Le content marketing boosté par les bloqueurs de publicités

Pourtant moteur d’un internet gratuit pour ses usagers, la publicité encombre et agace. De plus en plus intrusive pour contrer le phénomène de banner blindness, elle pousse les internautes à utiliser des bloqueurs de publicité, « plugins » bloquant tout contenu publicitaire. Ce rapport quasi conflictuel entre l’entreprise qui veut imposer sa publicité et l’internaute qui fait tout pour l’éviter n’est pas une bonne stratégie pour nouer un rapport de confiance entre l’entreprise et le consommateur. A l’inverse du content marketing, qui aspire à attirer le client en générant de l’intérêt par le contenu. 

Admettons que la gratuité de l’internet n’existe que grâce à la publicité. Admettons que sans cette publicité, la plupart des sites que nous utilisons pour faire une recherche, partager nos photos de vacances et lire les dernières nouvelles n’existeraient pas. Toujours est-il que la publicité est devenue un véritable problème, remettant en cause les fondements même d’un Internet gratuit et à disposition de tous.

La publicité : une aubaine qui pose problème

Test eye-tracking : lors de la lecture de la page, l'internaute évite instinctivement les espaces publicitaires
Test eye-tracking : lors de la lecture de la page, l’internaute évite instinctivement les espaces publicitaires (image : creative commons edkohler)

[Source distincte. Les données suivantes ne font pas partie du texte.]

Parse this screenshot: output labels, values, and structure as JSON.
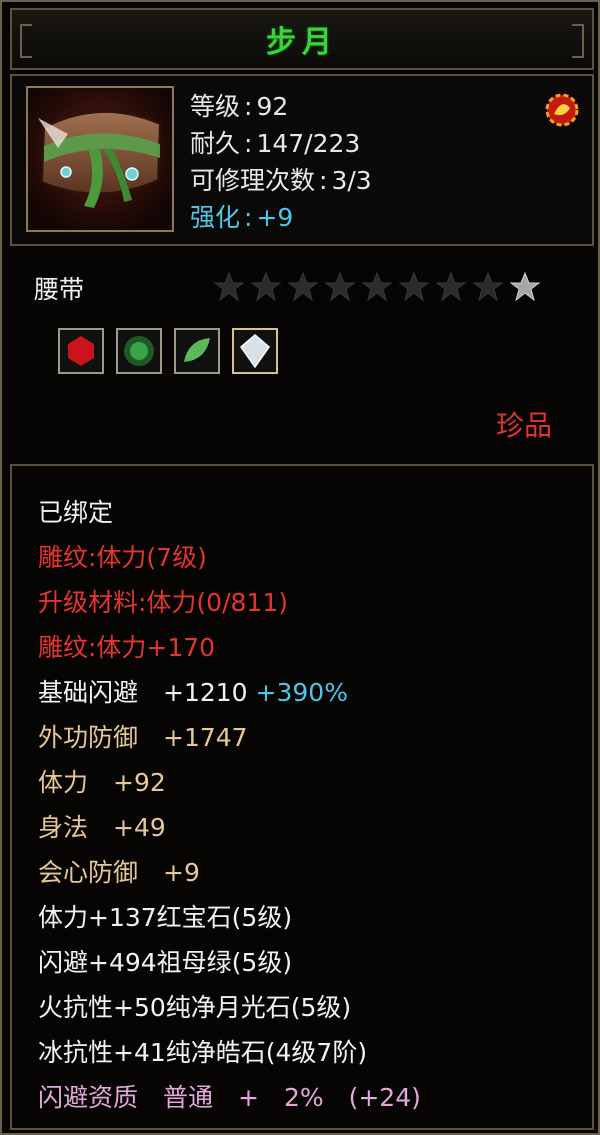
{
  "colors": {
    "title": "#3ed13c",
    "white": "#f2f2f2",
    "red": "#e2352e",
    "tan": "#e6c796",
    "cyan": "#4fc6e6",
    "pink": "#e3a7dc",
    "border": "#5c5140"
  },
  "item": {
    "name": "步月",
    "icon": "belt-item-icon",
    "badge_icon": "gem-badge-icon",
    "stats": {
      "level_label": "等级",
      "level_value": "92",
      "durability_label": "耐久",
      "durability_value": "147/223",
      "repair_label": "可修理次数",
      "repair_value": "3/3",
      "enhance_label": "强化",
      "enhance_value": "+9"
    },
    "type": "腰带",
    "stars_filled": 8,
    "stars_total": 9,
    "rarity": "珍品"
  },
  "gems": [
    {
      "name": "red-gem-icon",
      "color": "#c8141a"
    },
    {
      "name": "green-jade-ring-icon",
      "color": "#3aa24a"
    },
    {
      "name": "green-jade-leaf-icon",
      "color": "#5cb85c"
    },
    {
      "name": "diamond-gem-icon",
      "color": "#d8e0e8",
      "active": true
    }
  ],
  "attributes": [
    {
      "text": "已绑定",
      "color": "white"
    },
    {
      "text": "雕纹:体力(7级)",
      "color": "red"
    },
    {
      "text": "升级材料:体力(0/811)",
      "color": "red"
    },
    {
      "text": "雕纹:体力+170",
      "color": "red"
    },
    {
      "text": "基础闪避　+1210",
      "extra": "+390%",
      "color": "white"
    },
    {
      "text": "外功防御　+1747",
      "color": "tan"
    },
    {
      "text": "体力　+92",
      "color": "tan"
    },
    {
      "text": "身法　+49",
      "color": "tan"
    },
    {
      "text": "会心防御　+9",
      "color": "tan"
    },
    {
      "text": "体力+137红宝石(5级)",
      "color": "white"
    },
    {
      "text": "闪避+494祖母绿(5级)",
      "color": "white"
    },
    {
      "text": "火抗性+50纯净月光石(5级)",
      "color": "white"
    },
    {
      "text": "冰抗性+41纯净皓石(4级7阶)",
      "color": "white"
    },
    {
      "text": "闪避资质　普通　+　2%　(+24)",
      "color": "pink"
    }
  ]
}
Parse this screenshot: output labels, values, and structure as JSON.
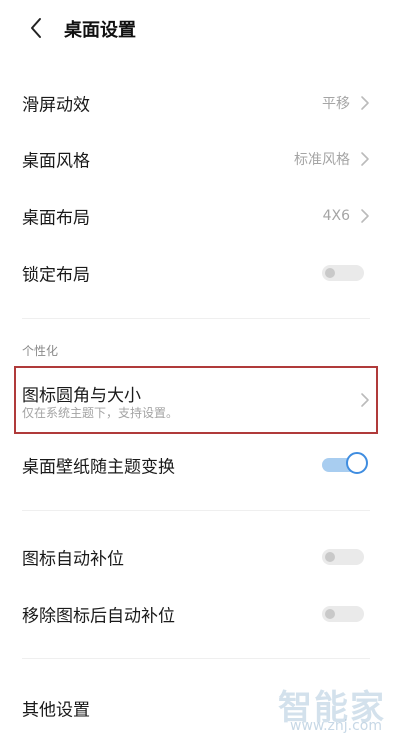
{
  "header": {
    "title": "桌面设置"
  },
  "rows": {
    "slide_effect": {
      "label": "滑屏动效",
      "value": "平移"
    },
    "desktop_style": {
      "label": "桌面风格",
      "value": "标准风格"
    },
    "desktop_layout": {
      "label": "桌面布局",
      "value": "4X6"
    },
    "lock_layout": {
      "label": "锁定布局",
      "enabled": false
    }
  },
  "personalization": {
    "section_title": "个性化",
    "icon_corner": {
      "label": "图标圆角与大小",
      "subtitle": "仅在系统主题下，支持设置。"
    },
    "wallpaper_follow": {
      "label": "桌面壁纸随主题变换",
      "enabled": true
    }
  },
  "auto": {
    "icon_autofill": {
      "label": "图标自动补位",
      "enabled": false
    },
    "remove_autofill": {
      "label": "移除图标后自动补位",
      "enabled": false
    }
  },
  "other": {
    "label": "其他设置"
  },
  "watermark": {
    "brand": "智能家",
    "url": "www.znj.com"
  },
  "colors": {
    "accent": "#3f8de0",
    "highlight_border": "#b03a3a"
  }
}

Pourquoi la publicité est-elle devenue un problème ? l’Internet n’est pas un média comme les autres. À la télévision, à la radio ou encore au cinéma, le spectateur est exposé à la publicité avant le film ou entre deux émissions. Un seul message lui arrive à la fois : une publicité pour une voiture, puis une autre sur une lessive, pour finir avec une promo pour le dernier chanteur à la mode. Sur Internet, une multitude de publicités se retrouvent côte à côte, en périphérie du contenu recherché par l’internaute. L’approche va donc être différente : on va chercher à attirer le regard de l’internaute pour optimiser le taux de clic. Les publicitaires ont donc créé dès le début des bannières colorées, clignotantes, animées. Le problème, c’est que ces bannières font tâche dans une page de contenu. L’internaute a donc naturellement développé un réflexe appelé banner blindness. Il consiste à ignorer de façon inconsciente tout contenu jugé parasite sur une page internet. Par habitude, l’internaute identifie ce contenu parasite et finit par les éviter. Cette « protection inconsciente » de la publicité a été rapidement détectée, puisque Jan Panero Benway et David M. Lane publiaient déjà en 1998, une étude (très édifiante) intitulée Banner Blindness: Web Searchers Often Miss « Obvious » Links.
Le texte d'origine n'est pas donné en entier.